Mathilde Winter trat hinter ihren Mann und legte ihm zärtlich die Hand auf die Schulter.

„Jürgen ist draußen“, sagte sie leise. „Er und dieses Fräulein Ellen Klinger. Sie möchten dich sprechen, Richard.“

Der Professor sprang hoch, wollte zur Tür stürzen. Aber mit sanfter Hand hielt ihn seine Frau zurück.

„Nicht so, Richard“, bat sie. „Jürgen ist von sich aus gekommen. Er hat keine Ahnung, dass wir schon wissen, was er getan hat.“

Professor Winter war stehengeblieben. Sein bleiches Gesicht bekam langsam Farbe.

„Du meinst …“

Mathilde Winter nickte.

„Die beiden haben es mir schon gestanden“, erklärte sie. „Jürgen ist verzweifelt. Seit Tagen lief er ruhelos herum, sein schlechtes Gewissen ließ ihm keine Ruhe. Da ist er zu diesem Mädchen geeilt. Und nun sind sie hier.“

„Das Mädchen will ich nicht sehen “, bestimmte der Professor. „Das kann mir keiner zumuten.“

„Sie trifft doch wirklich keine Schuld“, bekannte seine Frau. „Im Gegenteil. Auch sie ist von Jürgen missbraucht worden. Und sie hat ihm verziehen. Weil sie ihn liebt.“ Ihre gütigen Augen schauten ihn bittend an. „Sei nicht allzu hart mit ihm. Bedenke, er ist alleine zu dir gekommen.“

Professor Winter ließ sich in seinen Sessel fallen. Enttäuschung und Schmerz waren zu groß. Minutenlang rang er mit sich selbst. Dann hatte er sich überwunden.

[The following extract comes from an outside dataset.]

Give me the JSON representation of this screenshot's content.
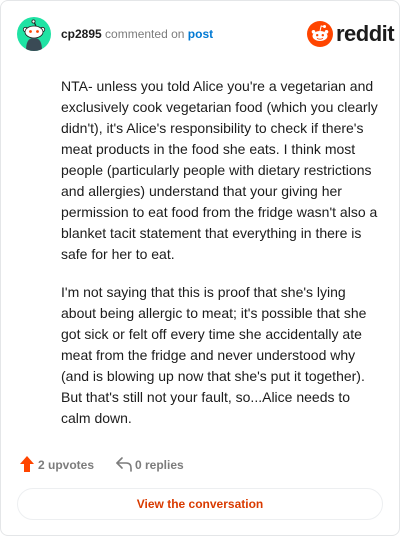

„Schick sie herein, Thilda“, bat er leise. „Ich will mir anhören, was Jürgen zu sagen hat.“ Beruhigend strich er seiner Frau über die zierlichen Hände. „Du brauchst keine Angst zu haben, Thilda. Ich weiß es zu würdigen, dass der Junge von sich aus gekommen ist.“

Die alte Dame lächelte ihren Mann dankbar an. Dann huschte sie hinaus. Einige Augenblicke später betraten Ellen und Jürgen das Zimmer. Fest hielt der junge Mann die Hand von Ellen umklammert.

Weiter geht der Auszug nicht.